Dernier jour sur terre, de David Vann (2011)

Dernier jour sur terre (couverture)Découvert grâce à une copinaute, Dernier jour sur terre n’est pas forcément un livre vers lequel je me serais tournée spontanément (même si j’aurais fini par y arriver vu que j’ai bien l’intention de trouver le temps de découvrir tous les romans de David Vann dont j’ai lu Sukkwan Island– que j’ai adoré – et Impurs – dont je n’ai finalement aucun souvenir -) : il tourne autour du tueur de masse Steve Kazmierczak qui a tué cinq étudiant·es de son université le 14 février 2008. David Vann entremêle biographie romancée, autobiographie et enquête autour de l’histoire de Steve. Pourquoi Steve a-t-il commis ces actes et pourquoi pas lui en dépit du suicide de son père, de son enfance accompagnée par les armes, de sa désocialisation dans son adolescence ?

Sans surprise peut-être, cette lecture s’est révélée glaçante.
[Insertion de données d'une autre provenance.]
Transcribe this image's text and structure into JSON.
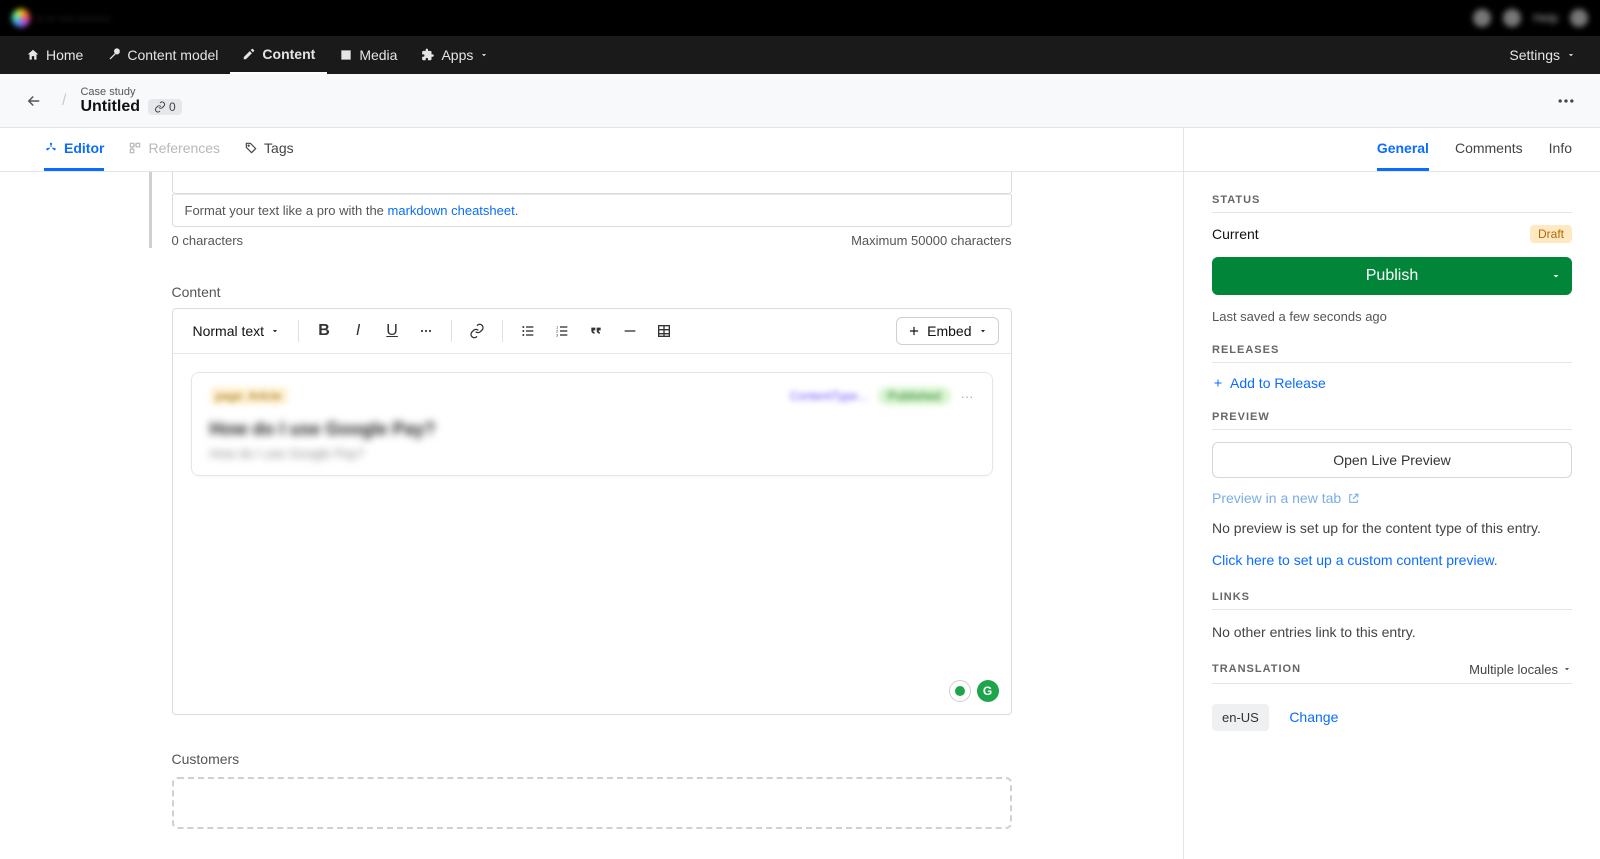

Il y a la tuerie de Steve évidemment – même si je dois avouer que je ne comprends pas que les fusillades ne fassent pas plus de morts – mais en réalité, c’est tout le rapport aux armes qui est terrifiant.
C’est quelque chose que je n’ai jamais compris mais à chaque fois je tombe des nues. La façon dont les Américain·es raisonnent me dépasse totalement, c’est pour moi une aberration totale. D’un côté, on dit que la ville toute entière est traumatisée par les actes de Steve, mais les élus continuent de refuser toute limitation concernant l’achat d’armes de poing. Leurs raisonnements m’apparaissent comme délirants et je crois que le gouffre entre nous est totalement infranchissable.
J’ai donc été atterrée encore et encore. Devant ces enfants recevant des armes dès leur plus jeune âge (comme le reste, ce n’était pas une découverte, mais ça me semble tellement inconcevable et stupide que je reste abasourdie à chaque fois). Devant ces enfants emmenés dans des parties de chasse où l’abattage de leur premier cerf est considéré comme un rite de passage immanquable. Devant ces adolescents qui tuent les oiseaux depuis leur jardin et observent leurs voisins à travers la lunette de leur fusil. Puis devant cette armée qui refuse Steve après avoir découvert son passé psychiatrique… et après lui avoir appris à tirer, à recharger à toute allure, à ne pas ressentir d’émotions quand il tire.
Un plaidoyer contre le libre achat des armes à feu et une bonne critique de l’armée qui délaisse ses soldats psychologiquement fragiles et de la société américaine…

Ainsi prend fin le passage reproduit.